Baca: Target Ekonomi Indonesia Di Masa Covid 19

Kelemahan 'GDP' sebagai ukuran keberhasilan ekonomi dilontarkan oleh banyak fihak karena hanya angka yang kurang berarti kalau dihubungkan dengan kondisi kehidupan masyarakat.

Uang bukan segalanya untuk mengukur keberhasilan ekonomi. Di masa 'GDP', dunia banyak ditandai dengan meningkatnya standar kehidupan dan kekayaan ekonomi.

Banyak negara yang tertarik untuk mencari ukuran keberhasilan ini.
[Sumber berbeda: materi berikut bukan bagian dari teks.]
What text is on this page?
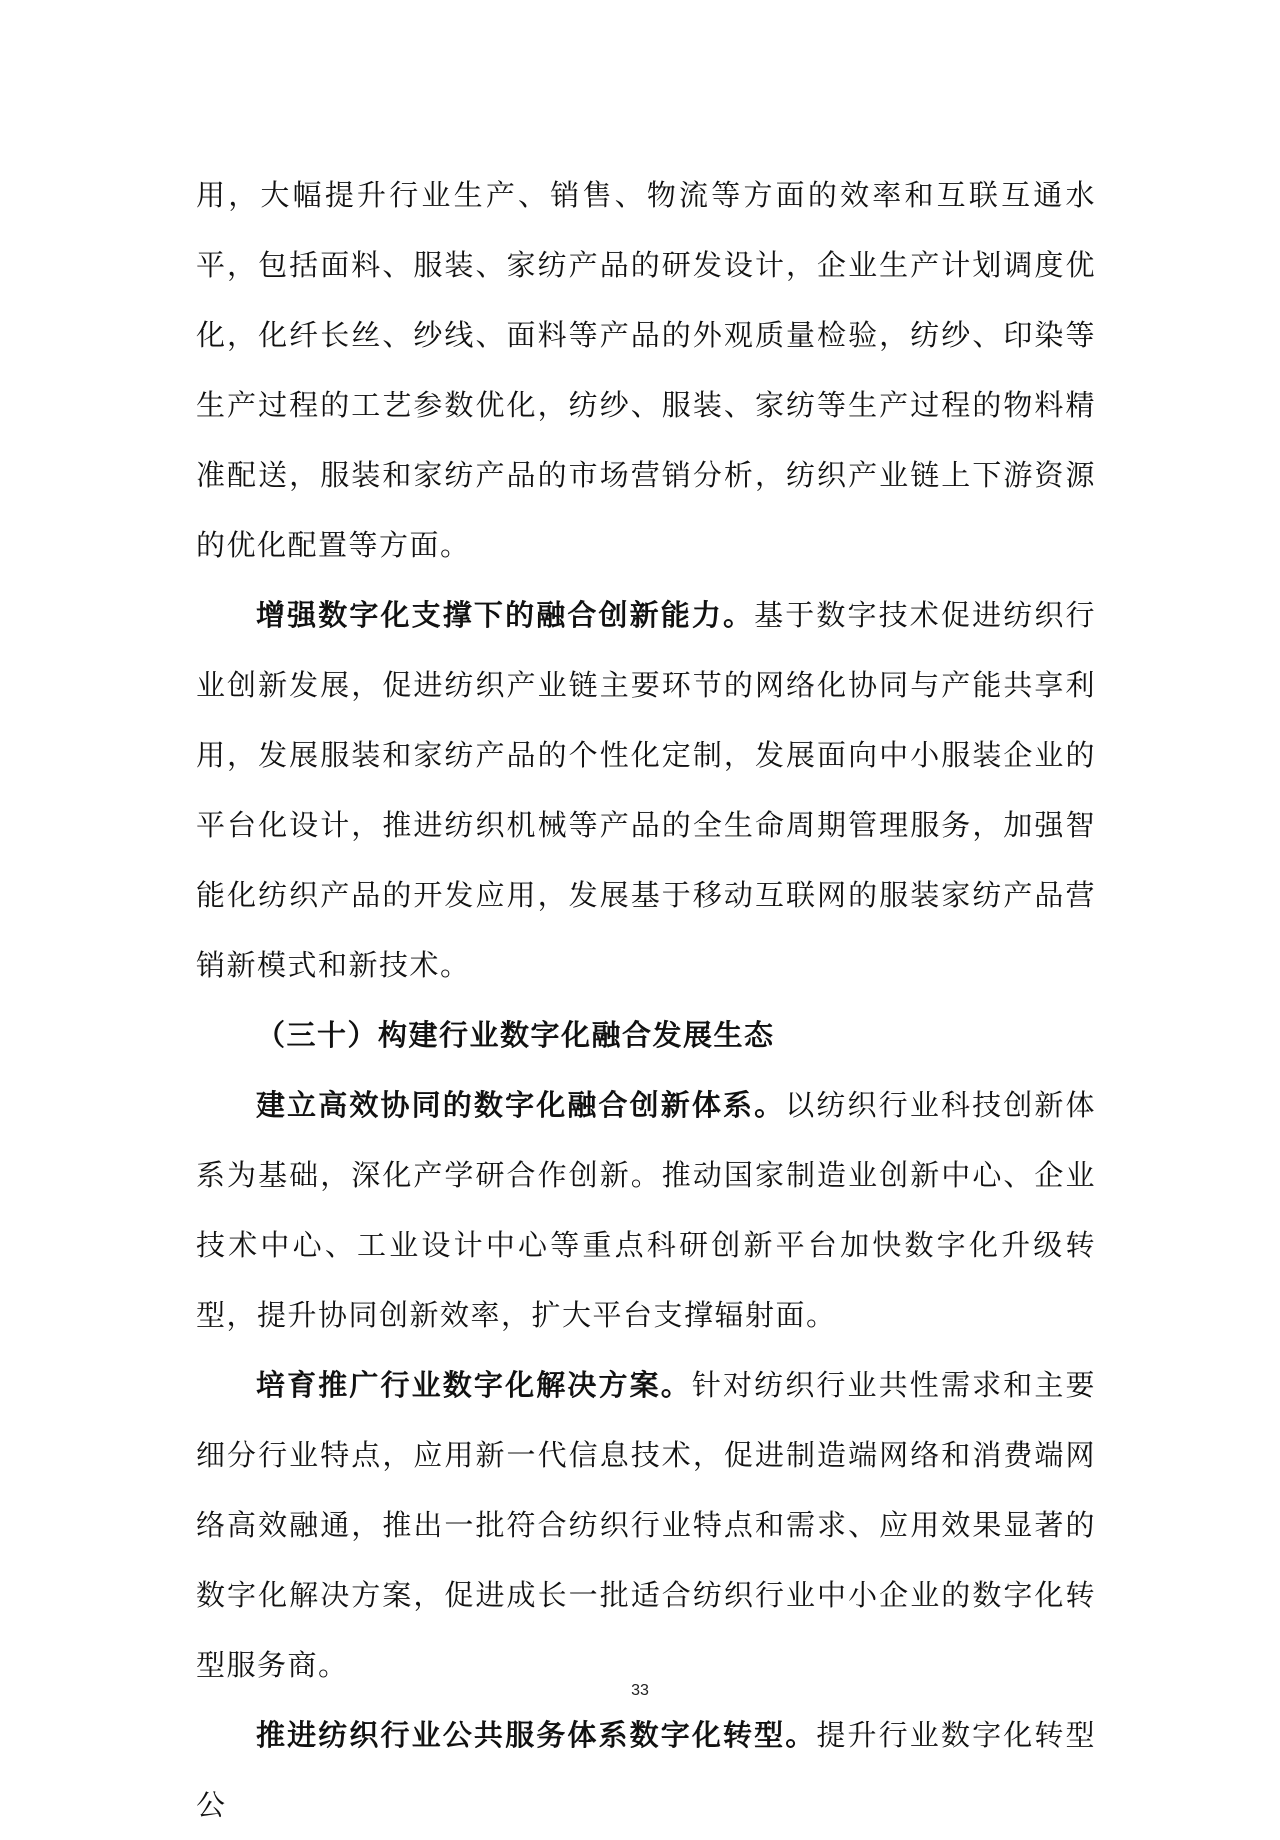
用，大幅提升行业生产、销售、物流等方面的效率和互联互通水平，包括面料、服装、家纺产品的研发设计，企业生产计划调度优化，化纤长丝、纱线、面料等产品的外观质量检验，纺纱、印染等生产过程的工艺参数优化，纺纱、服装、家纺等生产过程的物料精准配送，服装和家纺产品的市场营销分析，纺织产业链上下游资源的优化配置等方面。

增强数字化支撑下的融合创新能力。基于数字技术促进纺织行业创新发展，促进纺织产业链主要环节的网络化协同与产能共享利用，发展服装和家纺产品的个性化定制，发展面向中小服装企业的平台化设计，推进纺织机械等产品的全生命周期管理服务，加强智能化纺织产品的开发应用，发展基于移动互联网的服装家纺产品营销新模式和新技术。

（三十）构建行业数字化融合发展生态

建立高效协同的数字化融合创新体系。以纺织行业科技创新体系为基础，深化产学研合作创新。推动国家制造业创新中心、企业技术中心、工业设计中心等重点科研创新平台加快数字化升级转型，提升协同创新效率，扩大平台支撑辐射面。

培育推广行业数字化解决方案。针对纺织行业共性需求和主要细分行业特点，应用新一代信息技术，促进制造端网络和消费端网络高效融通，推出一批符合纺织行业特点和需求、应用效果显著的数字化解决方案，促进成长一批适合纺织行业中小企业的数字化转型服务商。

推进纺织行业公共服务体系数字化转型。提升行业数字化转型公

33
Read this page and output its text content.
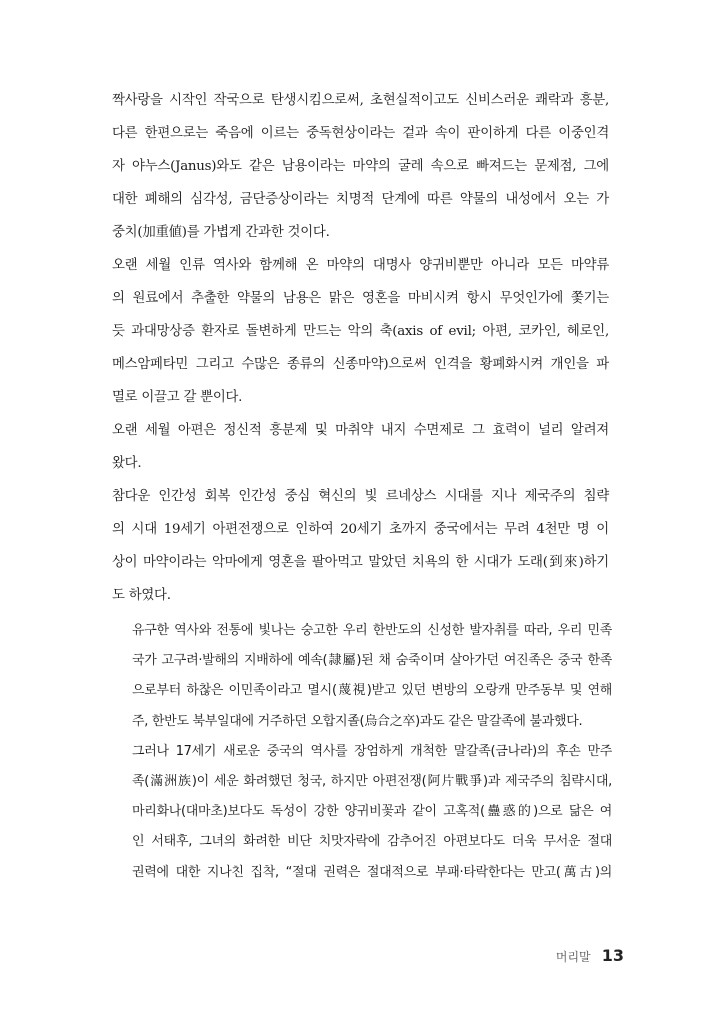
짝사랑을 시작인 작국으로 탄생시킴으로써, 초현실적이고도 신비스러운 쾌락과 흥분,
다른 한편으로는 죽음에 이르는 중독현상이라는 겉과 속이 판이하게 다른 이중인격
자 야누스(Janus)와도 같은 남용이라는 마약의 굴레 속으로 빠져드는 문제점, 그에
대한 폐해의 심각성, 금단증상이라는 치명적 단계에 따른 약물의 내성에서 오는 가
중치(加重値)를 가볍게 간과한 것이다.
오랜 세월 인류 역사와 함께해 온 마약의 대명사 양귀비뿐만 아니라 모든 마약류
의 원료에서 추출한 약물의 남용은 맑은 영혼을 마비시켜 항시 무엇인가에 쫓기는
듯 과대망상증 환자로 돌변하게 만드는 악의 축(axis of evil; 아편, 코카인, 헤로인,
메스암페타민 그리고 수많은 종류의 신종마약)으로써 인격을 황폐화시켜 개인을 파
멸로 이끌고 갈 뿐이다.
오랜 세월 아편은 정신적 흥분제 및 마취약 내지 수면제로 그 효력이 널리 알려져
왔다.
참다운 인간성 회복 인간성 중심 혁신의 빛 르네상스 시대를 지나 제국주의 침략
의 시대 19세기 아편전쟁으로 인하여 20세기 초까지 중국에서는 무려 4천만 명 이
상이 마약이라는 악마에게 영혼을 팔아먹고 말았던 치욕의 한 시대가 도래(到來)하기
도 하였다.
유구한 역사와 전통에 빛나는 숭고한 우리 한반도의 신성한 발자취를 따라, 우리 민족
국가 고구려·발해의 지배하에 예속(隷屬)된 채 숨죽이며 살아가던 여진족은 중국 한족
으로부터 하찮은 이민족이라고 멸시(蔑視)받고 있던 변방의 오랑캐 만주동부 및 연해
주, 한반도 북부일대에 거주하던 오합지졸(烏合之卒)과도 같은 말갈족에 불과했다.
그러나 17세기 새로운 중국의 역사를 장엄하게 개척한 말갈족(금나라)의 후손 만주
족(滿洲族)이 세운 화려했던 청국, 하지만 아편전쟁(阿片戰爭)과 제국주의 침략시대,
마리화나(대마초)보다도 독성이 강한 양귀비꽃과 같이 고혹적(蠱惑的)으로 닮은 여
인 서태후, 그녀의 화려한 비단 치맛자락에 감추어진 아편보다도 더욱 무서운 절대
권력에 대한 지나친 집착, “절대 권력은 절대적으로 부패·타락한다는 만고(萬古)의
머리말 13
Perdana Menteri Inggris David Cameron merencanakan membuat ukuran tentang 'well-being,' dan Kerajaan Bhutan menekankan bahwa yang penting bukan 'GDP' tetapi 'GNH (gross national happiness).'

Seandainya ada ukuran keberhasilan ekonomi yang lain, maka lebih mudah2an untuk membedakan negara yang berhasil dalam melawan pandemi Covid 19 dari sisi ekonomi.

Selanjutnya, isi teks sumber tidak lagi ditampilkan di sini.